Abbiamo letto “ L’amore del Bandito “ di Massimo Carlotto.
In questi anni il romanzo giallo ha avuto un successo e una diffusione come non mai. Prendendosi uno spazio, un rispetto e un ‘ decoro ‘ che mai aveva avuto in Italia, relegato nel dopoguerra nei gialli Mondadori delle edicole o marginalizzato in un grande autore come Scerbanenco.. Era uno stile letterario ( e di riflesso cinematografico ) che non apparteneva al nostro immaginario collettivo e che la critica ha sottovalutato. Un immaginario che invece in Francia oltre che coincidente con i gusti alti e bassi eleggeva a grandi scrittori il belga Simenon, Lèo Malet fino a giungere a Izzo. E guardando un po’ più in là, alla giovane America degli Hammett, dei Chandler, di Woolrich. Finalmente il giallo si è ripreso parte di quello che gli spettava, nel nostro Paese. Anche perché dove si può trovare il bene e il male così ben equilibrato ? Dove il protagonista è quasi sempre nel giusto ? Dove si può mostrare una società e i suoi lati bui prendendo le distanze e non ricadendo nelle ideologie ? Estremizzando questo discorso diciamo che il dramma shakespiriano oggi possiamo trovarlo quasi esclusivamente nel genere giallo.

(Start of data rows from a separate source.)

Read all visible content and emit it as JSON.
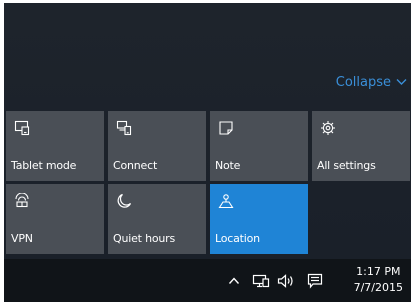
{
  "action_center": {
    "collapse_label": "Collapse",
    "collapse_icon": "chevron-down-icon",
    "accent_color": "#1f84d6",
    "tile_color": "#4a4f56",
    "tiles": [
      {
        "label": "Tablet mode",
        "icon": "tablet-mode-icon",
        "active": false
      },
      {
        "label": "Connect",
        "icon": "connect-icon",
        "active": false
      },
      {
        "label": "Note",
        "icon": "note-icon",
        "active": false
      },
      {
        "label": "All settings",
        "icon": "gear-icon",
        "active": false
      },
      {
        "label": "VPN",
        "icon": "vpn-icon",
        "active": false
      },
      {
        "label": "Quiet hours",
        "icon": "moon-icon",
        "active": false
      },
      {
        "label": "Location",
        "icon": "location-icon",
        "active": true
      }
    ]
  },
  "taskbar": {
    "tray_icons": [
      "chevron-up-icon",
      "network-icon",
      "volume-icon",
      "action-center-icon"
    ],
    "time": "1:17 PM",
    "date": "7/7/2015"
  }
}
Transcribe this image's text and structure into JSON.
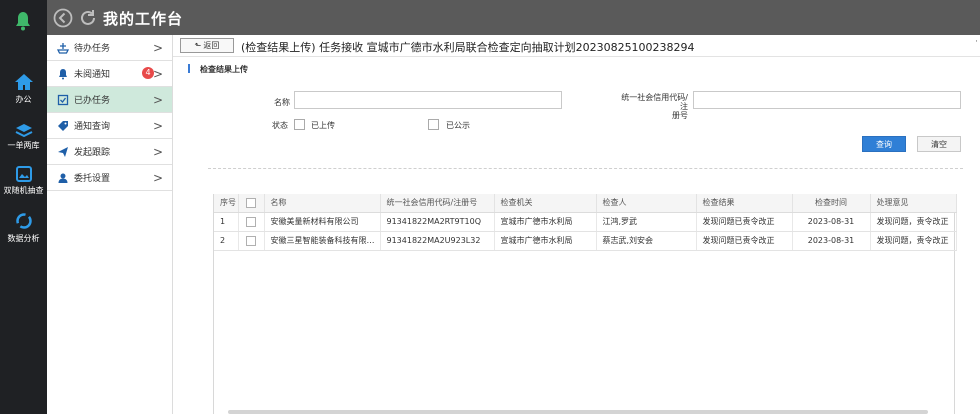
{
  "header": {
    "title": "我的工作台"
  },
  "rail": {
    "items": [
      {
        "label": "办公",
        "icon": "home-icon"
      },
      {
        "label": "一单两库",
        "icon": "layers-icon"
      },
      {
        "label": "双随机抽查",
        "icon": "image-icon"
      },
      {
        "label": "数据分析",
        "icon": "refresh-circle-icon"
      }
    ]
  },
  "sidebar": {
    "items": [
      {
        "label": "待办任务",
        "icon": "ship-icon"
      },
      {
        "label": "未阅通知",
        "icon": "bell-icon",
        "badge": "4"
      },
      {
        "label": "已办任务",
        "icon": "checklist-icon",
        "active": true
      },
      {
        "label": "通知查询",
        "icon": "tag-icon"
      },
      {
        "label": "发起跟踪",
        "icon": "send-icon"
      },
      {
        "label": "委托设置",
        "icon": "user-icon"
      }
    ]
  },
  "breadcrumb": {
    "back_label": "返回",
    "text": "(检查结果上传) 任务接收 宣城市广德市水利局联合检查定向抽取计划20230825100238294"
  },
  "section": {
    "title": "检查结果上传"
  },
  "form": {
    "name_label": "名称",
    "name_value": "",
    "credit_label_line1": "统一社会信用代码/注",
    "credit_label_line2": "册号",
    "credit_value": "",
    "status_label": "状态",
    "opt_uploaded": "已上传",
    "opt_published": "已公示",
    "query_btn": "查询",
    "clear_btn": "清空"
  },
  "table": {
    "headers": [
      "序号",
      "",
      "名称",
      "统一社会信用代码/注册号",
      "检查机关",
      "检查人",
      "检查结果",
      "检查时间",
      "处理意见"
    ],
    "rows": [
      [
        "1",
        "",
        "安徽美量新材料有限公司",
        "91341822MA2RT9T10Q",
        "宣城市广德市水利局",
        "江鸿,罗武",
        "发现问题已责令改正",
        "2023-08-31",
        "发现问题，责令改正"
      ],
      [
        "2",
        "",
        "安徽三星智能装备科技有限公司",
        "91341822MA2U923L32",
        "宣城市广德市水利局",
        "蔡志武,刘安会",
        "发现问题已责令改正",
        "2023-08-31",
        "发现问题，责令改正"
      ]
    ]
  },
  "colors": {
    "accent": "#2f7fd6",
    "active_bg": "#cfe9dc",
    "rail_bg": "#1f2124",
    "header_bg": "#5a5a5a"
  }
}
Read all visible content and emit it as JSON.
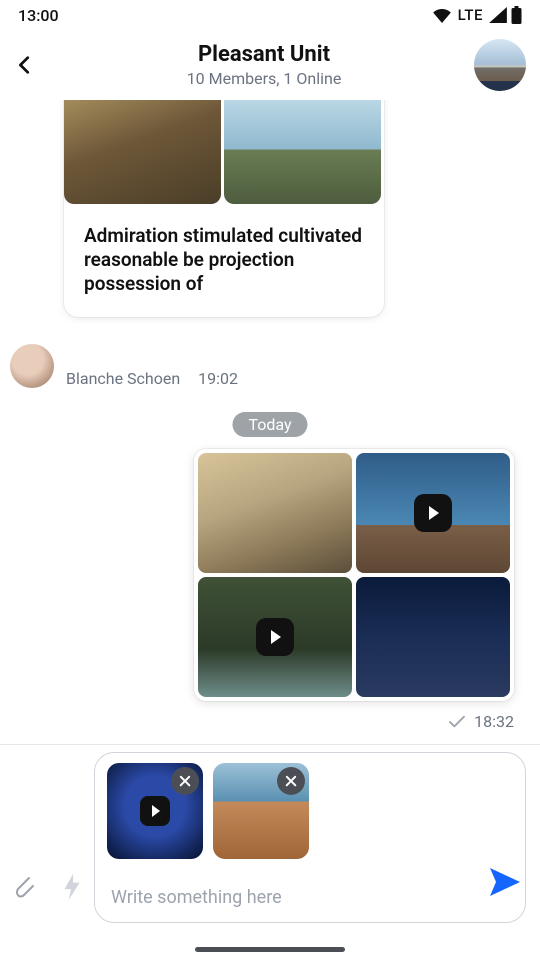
{
  "status": {
    "time": "13:00",
    "network": "LTE"
  },
  "header": {
    "title": "Pleasant Unit",
    "subtitle": "10 Members, 1 Online"
  },
  "messages": {
    "m1": {
      "caption": "Admiration stimulated cultivated reasonable be projection possession of",
      "sender": "Blanche Schoen",
      "time": "19:02"
    },
    "divider": "Today",
    "m2": {
      "time": "18:32"
    }
  },
  "composer": {
    "placeholder": "Write something here"
  }
}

In Italia tra i migliori giallisti c’è sicuramente il discontinuo Carlotto. Massimo Carlotto per chi ha avuto un percorso esistenziale comune è quasi un ‘amico’ e i suoi romanzi sono come degli incontri con qualcuno con cui non hai bisogno di fare domande e riprendi ad ascoltarlo come se avessi appena lasciato il libro precedente da un giorno o due. I personaggi dell’Alligatore, di Beniamino Rossini e Max la Memoria ritornano dopo alcuni anni ( mi sembra da “ Il maestro di nodi ” ) e dopo altri romanzi dell’autore. “L’amore del bandito” è il primo atto di una nuova trilogia. Questa storia si sviluppa in tempi differenti, inizia nel 2006 mentre la vita dei tre protagonisti trascorre tranquilla e un improvviso e imprevisto sequestro della donna del bandito Rossini li fa ripiombare in un fatto accaduto a loro due anni prima; poi una serie di avvenimenti li farà vivere in un’apnea e noi li ritroveremo nel 2008. Senza svelare troppo della trama diremo che il centro della storia gira intorno alla misteriosa scomparsa di 44 chili di droga da un deposito dell’Istituto di medicina legale di Padova nel 2004. L’Alligatore, che continua a fare l’investigatore senza licenza, gestisce un locale e beve Calvados, è contattato da uno straniero duro e stolto per indagare sulla rapina, ma lui si rifiuta di investigare sull’accaduto e giacchè l’uomo insiste e lo vuole obbligare fa una brutta fine. Due anni dopo scompare Sylvie, la donna di Beniamino Rossini, la danzatrice del ventre che lui aveva incontrato anni prima in un night. Il gangster naturalmente con i suoi due amici la cerca ovunque senza successo, ma questa sparizione è collegata in qualche maniera alla rapina di due anni prima, al cliente serbo che è morto e ai suoi amici e nemici. Praticamente l’Alligatore, Rossini e Max la Memoria si ritrovano nell’obiettivo di un nemico misterioso che li obbliga a entrare in un gioco pericoloso e mortale.
In questo romanzo ci sono tutti i colori e i sapori dei libri precedenti, Un’atmosfera malinconica, un po’ decadente e crepuscolare. Ma con meno tensione e con uno svolgimento frettoloso, un po’ complicato, un po’ sbiadito. Come se l’autore fosse dello stesso umore del protagonista: stanco, scoglionato e solo. Un romanzo che è scritto col peso degli anni che passano e che non ha più quella fresca vitalità pur brutale e violenta dei romanzi precedenti. Il fiato corto dei protagonisti e il fiato corto dell’autore. E quando si legge di kossovari, serbi, cristiano maroniti, drusi, non sembra nulla di “ esotico “ o nuovo. Ed anche Grenoble, Parigi, Zurigo, Beirut non sono altro che nomi di città e di strade. Un ultimo appunto di gusto personale, un romanzo giallo non si dovrebbe chiudere senza “ una conclusione “ anche parziale; il tutto è platealmente rinviato al romanzo successivo come un qualsiasi tv movie.
Con affetto comunque aspettiamo l’amico successivo.